Naina dijual ibu tirinya untuk menikah dengan pria yang tersohor karena kekayaan dan buruk rupanya, juga menjadi pemegang rekor tertinggi karena setiap tahunnya selalu menikahi ratusan wanita. Selain itu, Minos dikenal sebagai psikopat kejam.
Setiap wanita yang dinikahi, kurang dari 24 jam dikabarkan mati tanpa memiliki penyebab kematian yang jelas. Konon katanya para wanita yang dinikahi sengaja dijadikan tumbal, sebab digadang-gadang Minos bersekutu dengan Iblis untuk mendapatkan kehidupan yang abadi.
“Jangan bunuh aku, Tuan. Aku rela melakukan apa saja agar kau mengizinkanku untuk tetap tinggal di sini.”
“Kalau begitu lepas semua pakaianmu di sini. Di depanku!”
“Maaf, Tuan?”
“Kenapa? Bukankah kita ini suami istri?”
Bercinta dengan pria bertubuh monster mengerikan? Ugh, itu hal tergila yang tak pernah dibayangkan oleh Naina.
“... Karena baik hati, aku beri kau pilihan lain. Berlari dari kastil ini tanpa kaki atau kau akhiri sendiri nyawamu dengan tangan di pedangku?”
***
Karya ini diterbitkan atas izin NovelToon Piscisirius, isi konten hanyalah pandangan pribadi pembuatnya, tidak mewakili NovelToon sendiri
Chapter 6 - Kenangan Lama dan Kutukan?
Mendengar suara bising dari luar, Naina yang masih terlelap seketika langsung terperanjat kaget. Kedua matanya membelalak, kepalanya celingukan, bingung sendiri, mencoba mencermati apa yang terjadi.
“Sedang apa kau di dalam sana?”
“Kenapa tidak menyahut apapun?”
“Cepat keluar! Aku hitung sampai tiga!”
Naina mengusap wajahnya, bangkit dari posisi tidurnya. Buru-buru menuruni ranjang. “Ba-baik, Tuan. Tunggu sebentar.” Ia berlarian menuju pintu sambil memegangi kepalanya yang terasa pening.
Saat pintu terbuka, kepala Naina menanggah, beradu pandang dengan pria setinggi dua meter dihadapannya. Kembali melihat wajah mengerikan itu, tapi setidaknya dirinya sudah mulai terbiasa, apalagi dengan bau busuknya yang masih saja menusuk hidung.
“Kau?!” Tuan Minos menyolot, mata ungu terangnya melotot, wajah hancurnya mengerut kesal.
“Ada apa, Tuan?” Naina semakin bingung, tidak tahu kenapa pria itu sibuk marah-marah tanpa alasan yang jelas.
Lengan Tuan Minos langsung menyabet gaun merah yang dikenakan Naina, membuat tubuh gadis itu terhuyung dan sedikit kehilangan keseimbangan. Dan di sini-lah Naina baru menyadari apa yang membuat Tuan Minos marah.

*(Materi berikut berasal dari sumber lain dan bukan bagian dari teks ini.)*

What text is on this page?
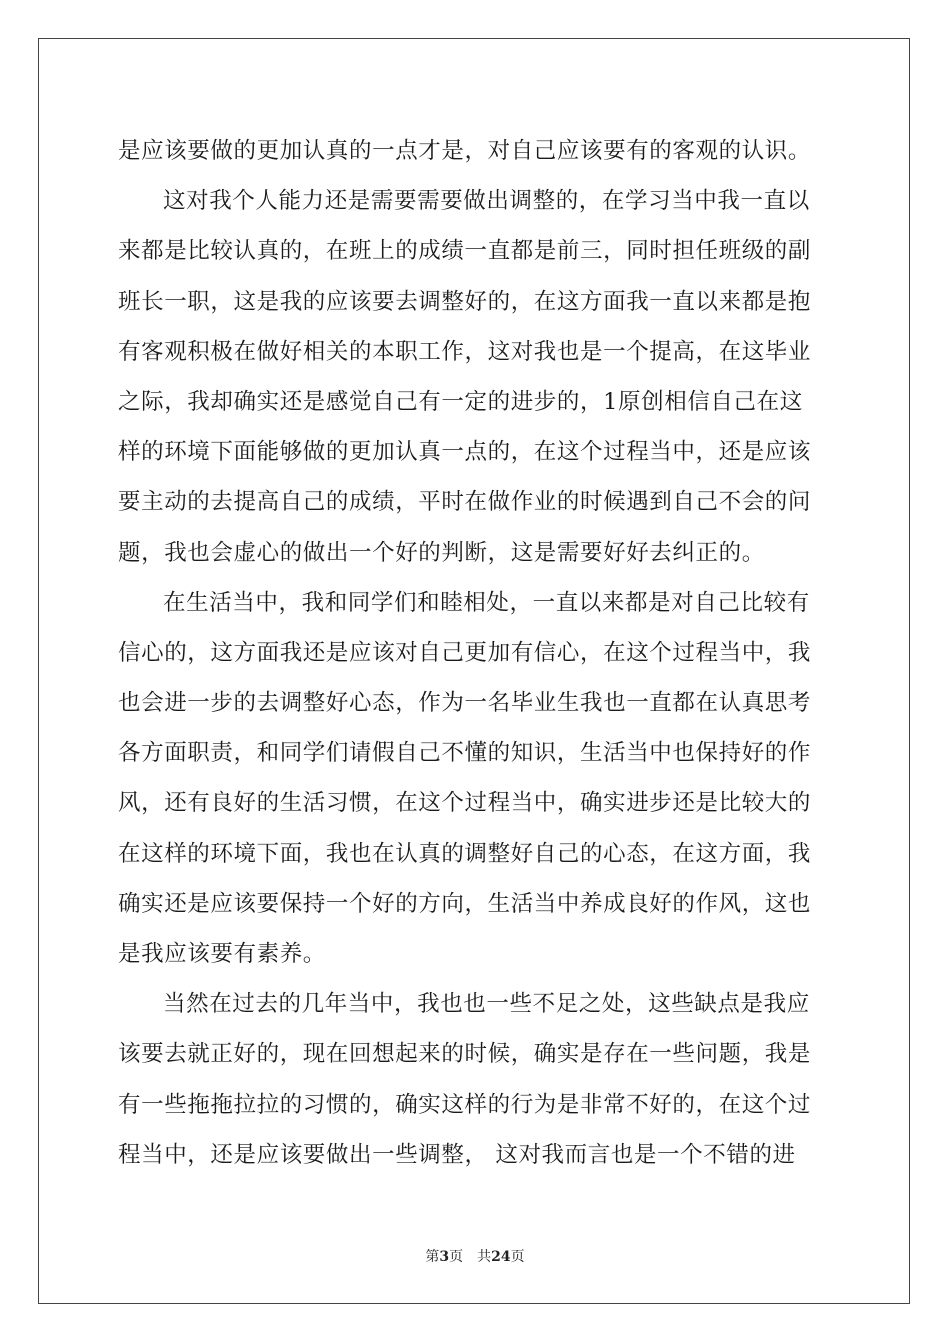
是应该要做的更加认真的一点才是，对自己应该要有的客观的认识。
这对我个人能力还是需要需要做出调整的，在学习当中我一直以
来都是比较认真的，在班上的成绩一直都是前三，同时担任班级的副
班长一职，这是我的应该要去调整好的，在这方面我一直以来都是抱
有客观积极在做好相关的本职工作，这对我也是一个提高，在这毕业
之际，我却确实还是感觉自己有一定的进步的，1原创相信自己在这
样的环境下面能够做的更加认真一点的，在这个过程当中，还是应该
要主动的去提高自己的成绩，平时在做作业的时候遇到自己不会的问
题，我也会虚心的做出一个好的判断，这是需要好好去纠正的。
在生活当中，我和同学们和睦相处，一直以来都是对自己比较有
信心的，这方面我还是应该对自己更加有信心，在这个过程当中，我
也会进一步的去调整好心态，作为一名毕业生我也一直都在认真思考
各方面职责，和同学们请假自己不懂的知识，生活当中也保持好的作
风，还有良好的生活习惯，在这个过程当中，确实进步还是比较大的
在这样的环境下面，我也在认真的调整好自己的心态，在这方面，我
确实还是应该要保持一个好的方向，生活当中养成良好的作风，这也
是我应该要有素养。
当然在过去的几年当中，我也也一些不足之处，这些缺点是我应
该要去就正好的，现在回想起来的时候，确实是存在一些问题，我是
有一些拖拖拉拉的习惯的，确实这样的行为是非常不好的，在这个过
程当中，还是应该要做出一些调整， 这对我而言也是一个不错的进
第3页 共24页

“Kenapa kau menggunakan gaun ini?!” Tuan Minos semakin berseru marah, dadanya yang kembang kempis mengeluarkan napas tak beraturan.
Naina tertunduk ketakutan. Mulutnya berbicara gelagapan, “Ah, ma-maafkan aku, Tuan. Semalam... A-aku mencobanya dan belum sempat aku—”
“Aku benci warna merah! Apa Tora tidak memberitahumu?!” Tuan Minos kembali menarik gaun itu, tubuh ringkih Naina terpental ke depan.
“Dan juga aku tidak akan pernah mengizinkan kau untuk tinggal di kamar ini!” Kali ini tangan Naina yang ditarik, tubuhnya diseret keluar secara kasar, membuatnya merintih kesakitan.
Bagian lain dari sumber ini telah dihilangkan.